Le Médium Saignant

mars 3, 2011

Bribes nocturnes

Filed under: Littérature — lemediumsaignant @ 6:57

Soir. Montréal. Bar quelconque.

Petit peuple bourgeois noyant son âme dans l’alcool.

Un verre de rhum et un autre de scotch, non loin.

Musique de fond qui baigne dans l’absurdité.

Odeur de sexe et de facilité.

Quotidien banal du vendredi soir de la barmaid épuisée.

Une amie qui m’a traînée ici au hasard d’une soirée spleen.

Rhum.

Et ce désir d’oubli qui s’immerge dans ce liquide si doux.

Ça n’arrive pas souvent, en fait. Mais l’occasion est si belle. Oublier. Oui. Voilà.

Avez-vous déjà retrouvé les mêmes émotions subites du monde enfantin, et maintenant, adulte, vous reconnaissez les mêmes…exactement ou vous les aviez posées?
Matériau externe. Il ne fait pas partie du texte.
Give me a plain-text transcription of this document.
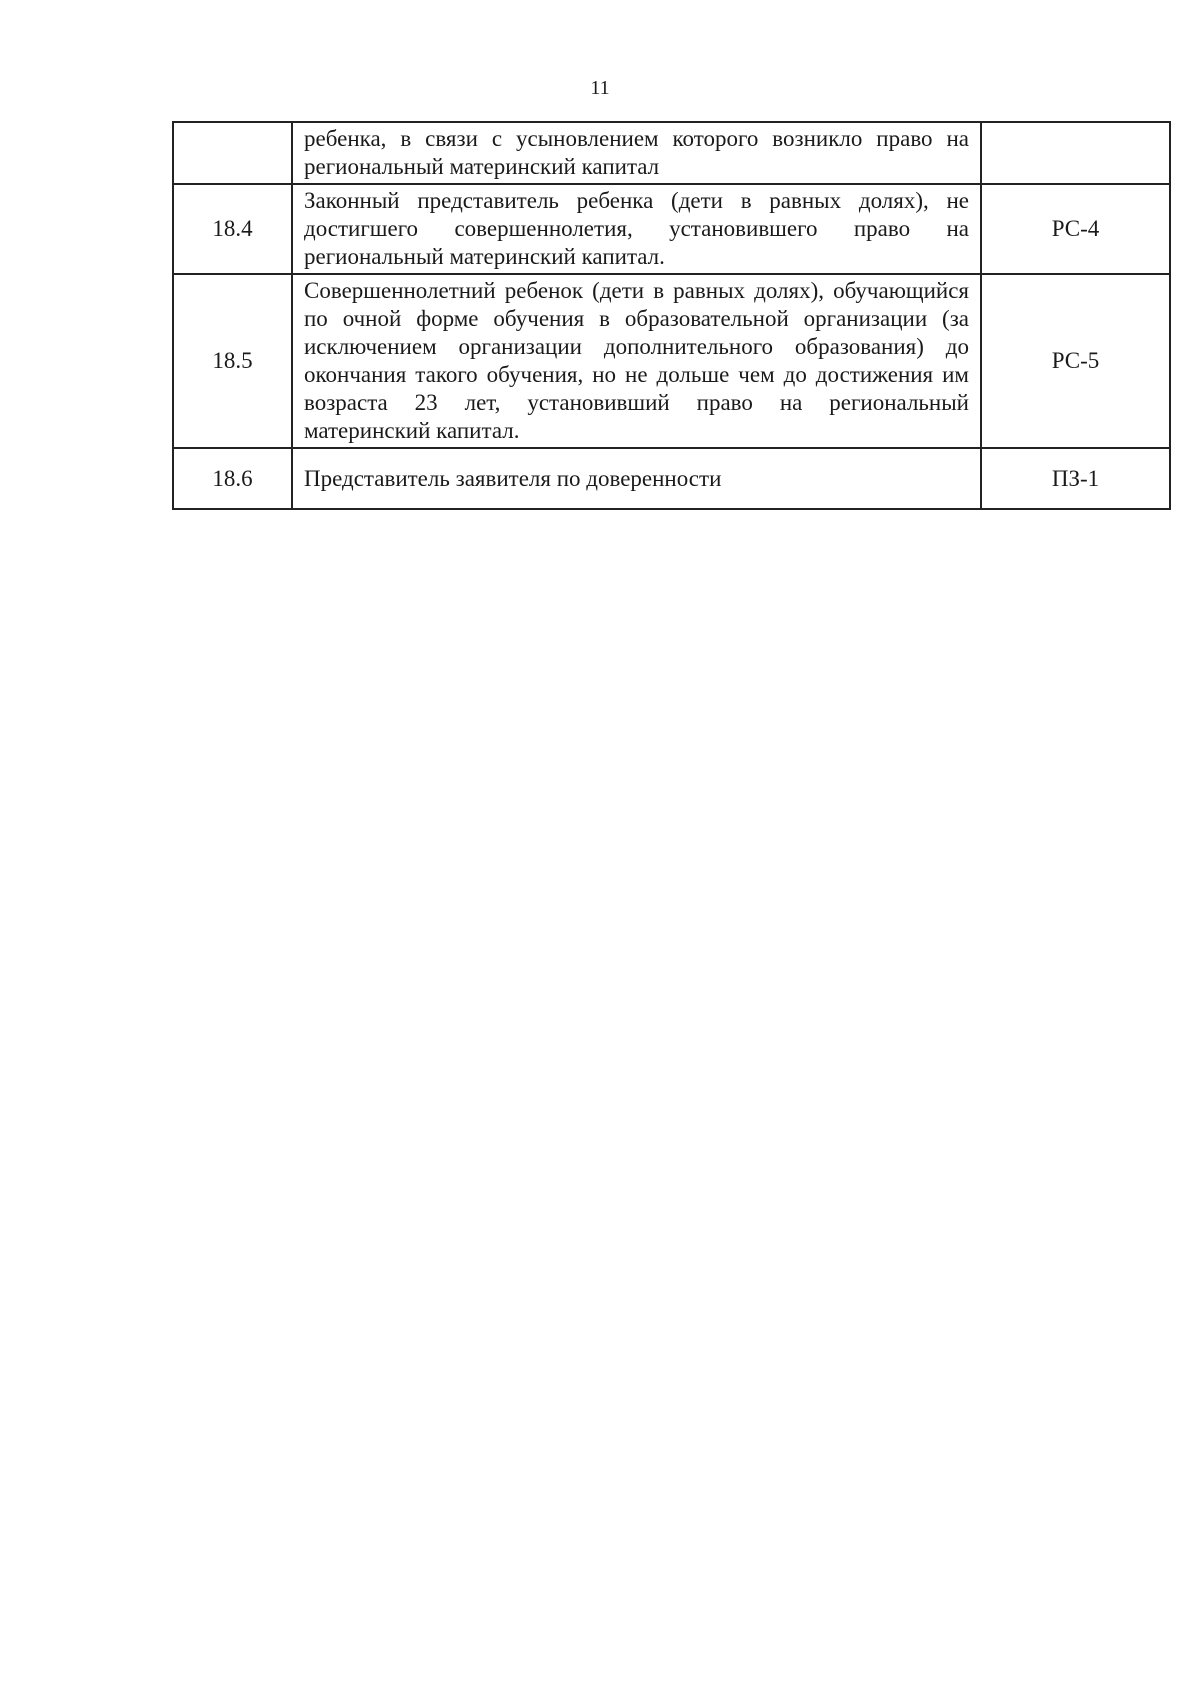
11
	ребенка, в связи с усыновлением которого возникло право на региональный материнский капитал	
18.4	Законный представитель ребенка (дети в равных долях), не достигшего совершеннолетия, установившего право на региональный материнский капитал.	РС-4
18.5	Совершеннолетний ребенок (дети в равных долях), обучающийся по очной форме обучения в образовательной организации (за исключением организации дополнительного образования) до окончания такого обучения, но не дольше чем до достижения им возраста 23 лет, установивший право на региональный материнский капитал.	РС-5
18.6	Представитель заявителя по доверенности	ПЗ-1
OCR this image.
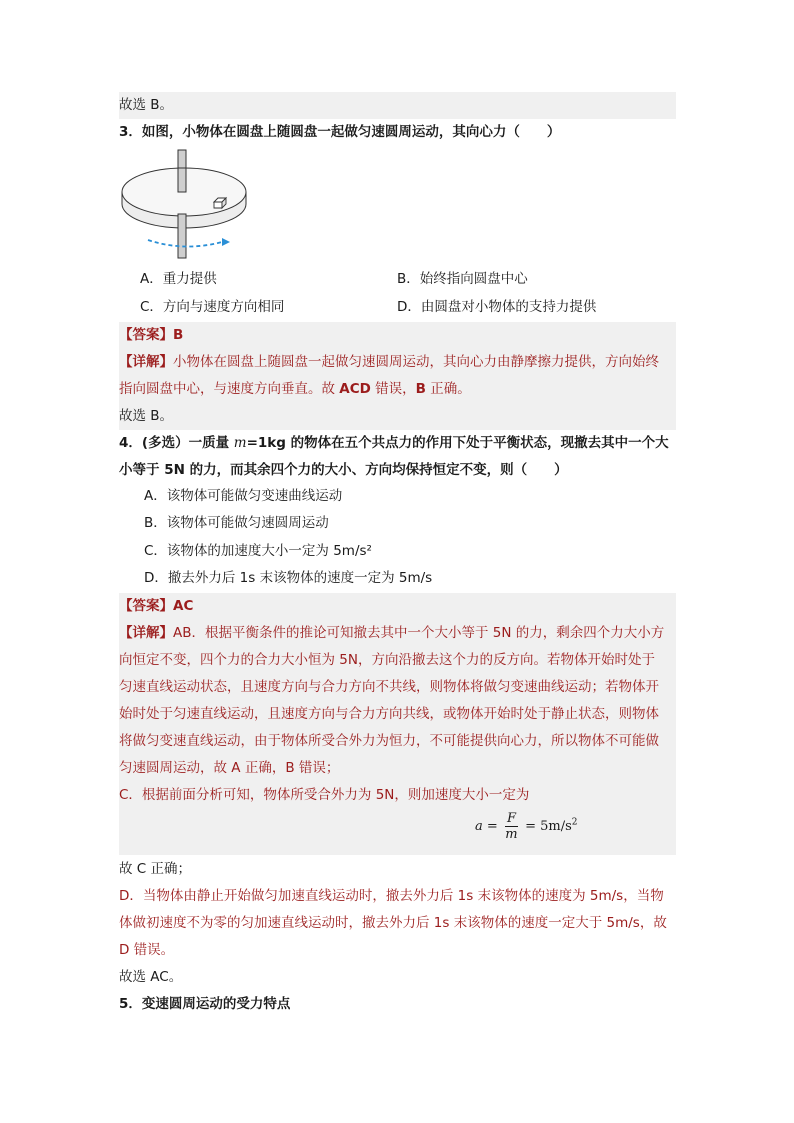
故选 B。
3．如图，小物体在圆盘上随圆盘一起做匀速圆周运动，其向心力（　　）
A．重力提供	B．始终指向圆盘中心
C．方向与速度方向相同	D．由圆盘对小物体的支持力提供
【答案】B
【详解】小物体在圆盘上随圆盘一起做匀速圆周运动，其向心力由静摩擦力提供，方向始终
指向圆盘中心，与速度方向垂直。故 ACD 错误，B 正确。
故选 B。
4．(多选）一质量 m=1kg 的物体在五个共点力的作用下处于平衡状态，现撤去其中一个大
小等于 5N 的力，而其余四个力的大小、方向均保持恒定不变，则（　　）
A．该物体可能做匀变速曲线运动
B．该物体可能做匀速圆周运动
C．该物体的加速度大小一定为 5m/s²
D．撤去外力后 1s 末该物体的速度一定为 5m/s
【答案】AC
【详解】AB．根据平衡条件的推论可知撤去其中一个大小等于 5N 的力，剩余四个力大小方
向恒定不变，四个力的合力大小恒为 5N，方向沿撤去这个力的反方向。若物体开始时处于
匀速直线运动状态，且速度方向与合力方向不共线，则物体将做匀变速曲线运动；若物体开
始时处于匀速直线运动，且速度方向与合力方向共线，或物体开始时处于静止状态，则物体
将做匀变速直线运动，由于物体所受合外力为恒力，不可能提供向心力，所以物体不可能做
匀速圆周运动，故 A 正确，B 错误；
C．根据前面分析可知，物体所受合外力为 5N，则加速度大小一定为
$a = \frac{F}{m} = 5m/s^2$
故 C 正确；
D．当物体由静止开始做匀加速直线运动时，撤去外力后 1s 末该物体的速度为 5m/s，当物
体做初速度不为零的匀加速直线运动时，撤去外力后 1s 末该物体的速度一定大于 5m/s，故
D 错误。
故选 AC。
5．变速圆周运动的受力特点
Ce matin j’ai découvert à nouveau la saveur du lait de soya vanillé, que je n’avais pas savouré depuis mes neuf ans. La même sensation, le même décret. Comme si jamais je n’avais grandit.

Parfois un voyage du corps, d’une pièce à l’autre, en pensant aux tâches quotidiennes dans la cuisine, puis penser à un cœur qui saigne en entrant dans le salon. Et de retour à la cuisine, où j’avais oublié mes tâches. Dès que j’entre, j’oublie le cœur qui saigne et je retrouve les tâches exactement où ma mémoire les avait posées. Dans la cuisine, oui.

Exil d’enfance. Je m’égare, ma foi.

J’avais oublié. Ce fut bref. Mais suffisant.

Le verre à moitié vide. Couleur rosée sur les tempes.

De retour à la modernité. Mais l’ambiance m’ennuie franchement.

Au fait, cette amie n’en est pas vraiment une.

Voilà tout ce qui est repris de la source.